In a report by Cebu Air Inc., the operator of Cebu Pacific and Cebgo, the 31-year old low-cost carrier reported a net loss of P9.14 billion in the first six months of 2020, which more than wiped out the P7.14 billion profits it made during the same period in 2019.
“The COVID-19 outbreak in January 2020 prompted the Group to suspend its flights to and from China, Hong Kong, Macau and South Korea in varying periods between February and April 2020. As the virus continue to spread, by March 19, 2020, all of the Group’s commercial operations have been grounded due to a government-declared community quarantine,” said Cebu Pacific president and CEO Lance Gokongwei.
Cebu Pacific generally records higher revenues in January, March, April, May and December as most of the country’s festivals and school holidays get filled up during these months.
As of June 30, he said the airline’s operations have been limited to 25 domestic routes (from 78 before the COVID outbreak) and zero international routes (from 25) with weekly flights crash landing to 290 from 2,717 pre-COVID.

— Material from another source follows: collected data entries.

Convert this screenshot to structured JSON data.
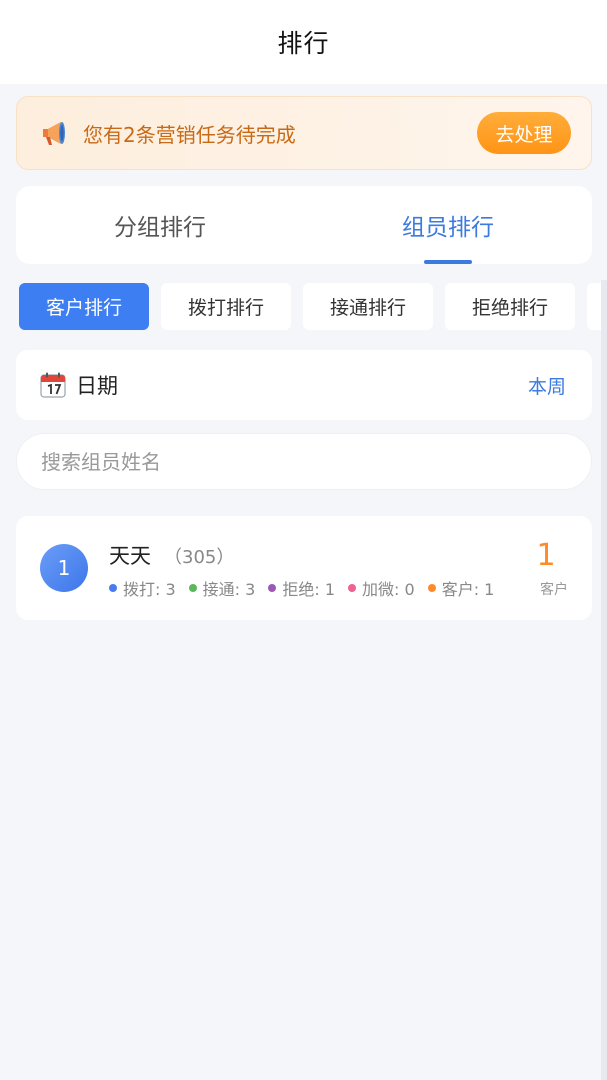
{
  "header": {
    "title": "排行"
  },
  "notice": {
    "icon": "megaphone-icon",
    "text": "您有2条营销任务待完成",
    "action_label": "去处理",
    "accent_color": "#ff9a1f"
  },
  "tabs": [
    {
      "label": "分组排行",
      "active": false
    },
    {
      "label": "组员排行",
      "active": true
    }
  ],
  "chips": [
    {
      "label": "客户排行",
      "active": true
    },
    {
      "label": "拨打排行",
      "active": false
    },
    {
      "label": "接通排行",
      "active": false
    },
    {
      "label": "拒绝排行",
      "active": false
    }
  ],
  "date_filter": {
    "icon": "calendar-icon",
    "label": "日期",
    "value": "本周"
  },
  "search": {
    "placeholder": "搜索组员姓名"
  },
  "ranking": [
    {
      "rank": "1",
      "name": "天天",
      "id": "（305）",
      "stats": [
        {
          "label": "拨打: 3",
          "color": "#4a7cf0"
        },
        {
          "label": "接通: 3",
          "color": "#5bb85a"
        },
        {
          "label": "拒绝: 1",
          "color": "#9b59b6"
        },
        {
          "label": "加微: 0",
          "color": "#f06292"
        },
        {
          "label": "客户: 1",
          "color": "#ff8a2a"
        }
      ],
      "score": "1",
      "score_label": "客户"
    }
  ],
  "colors": {
    "primary": "#3d7ef2",
    "background": "#f4f6fa"
  }
}
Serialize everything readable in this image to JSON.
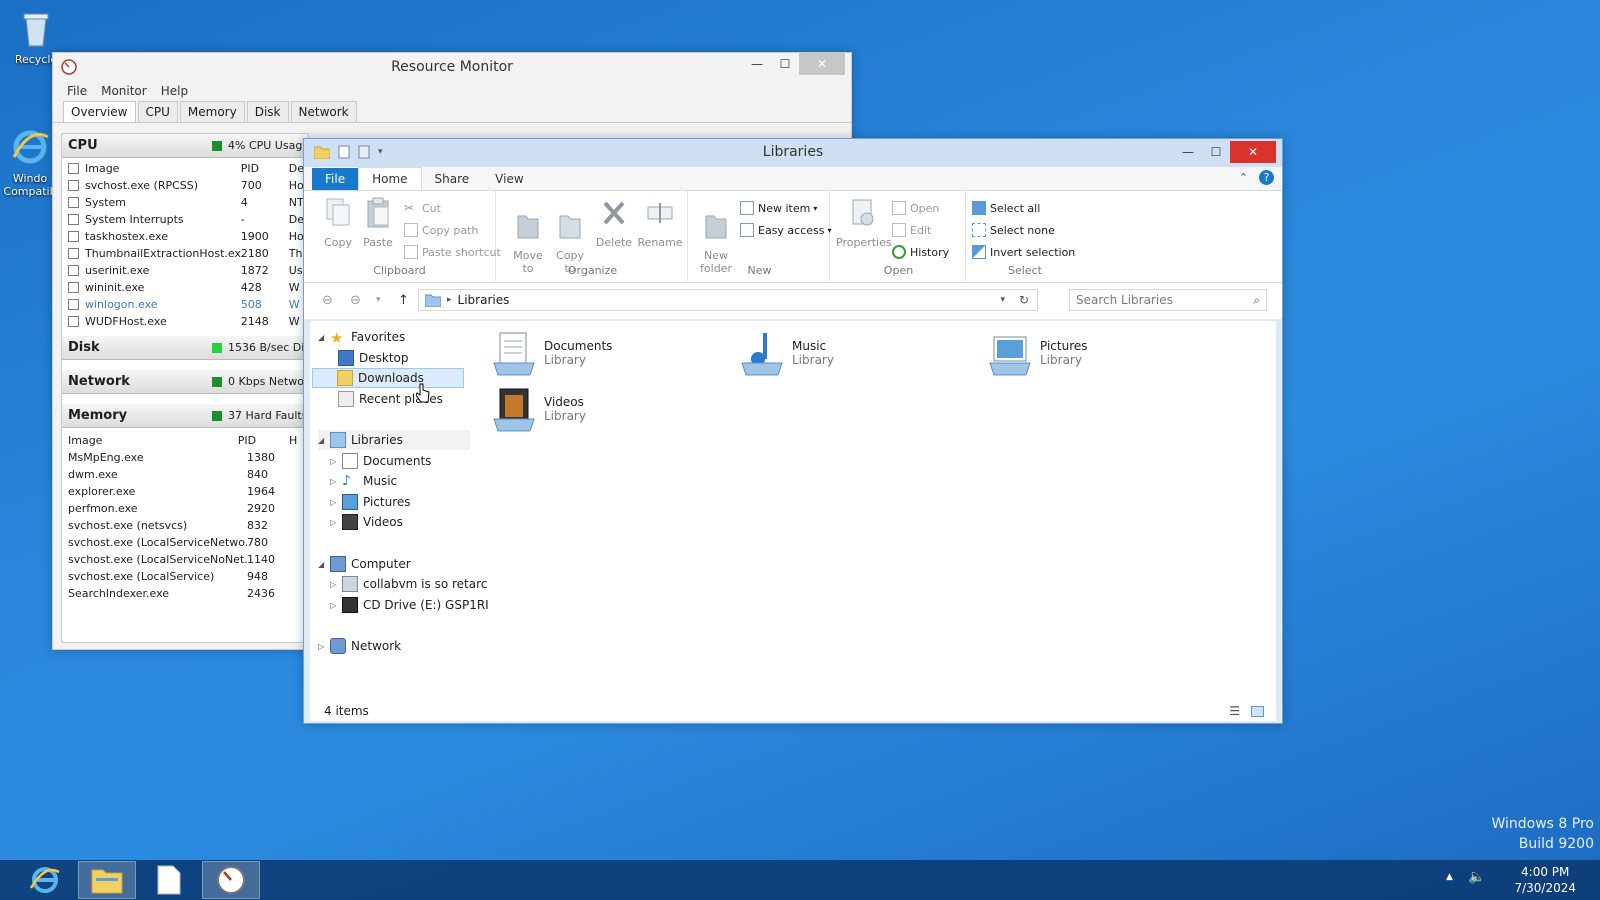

Passenger revenues dropped by 65.5 percent to P11.50 billion from P33.352 billion earned in the six months ended June 30, 2019.
Passenger traffic plunged 60.1 percent to 4.5 million this year from 11.2 million a year ago with number of flights down by 55.6 percent and seat load off by 7.3 percentage points to 80.8 percent. Average fares fell 13.6 percent to P2,571 in 2020 from P2,974 a year ago.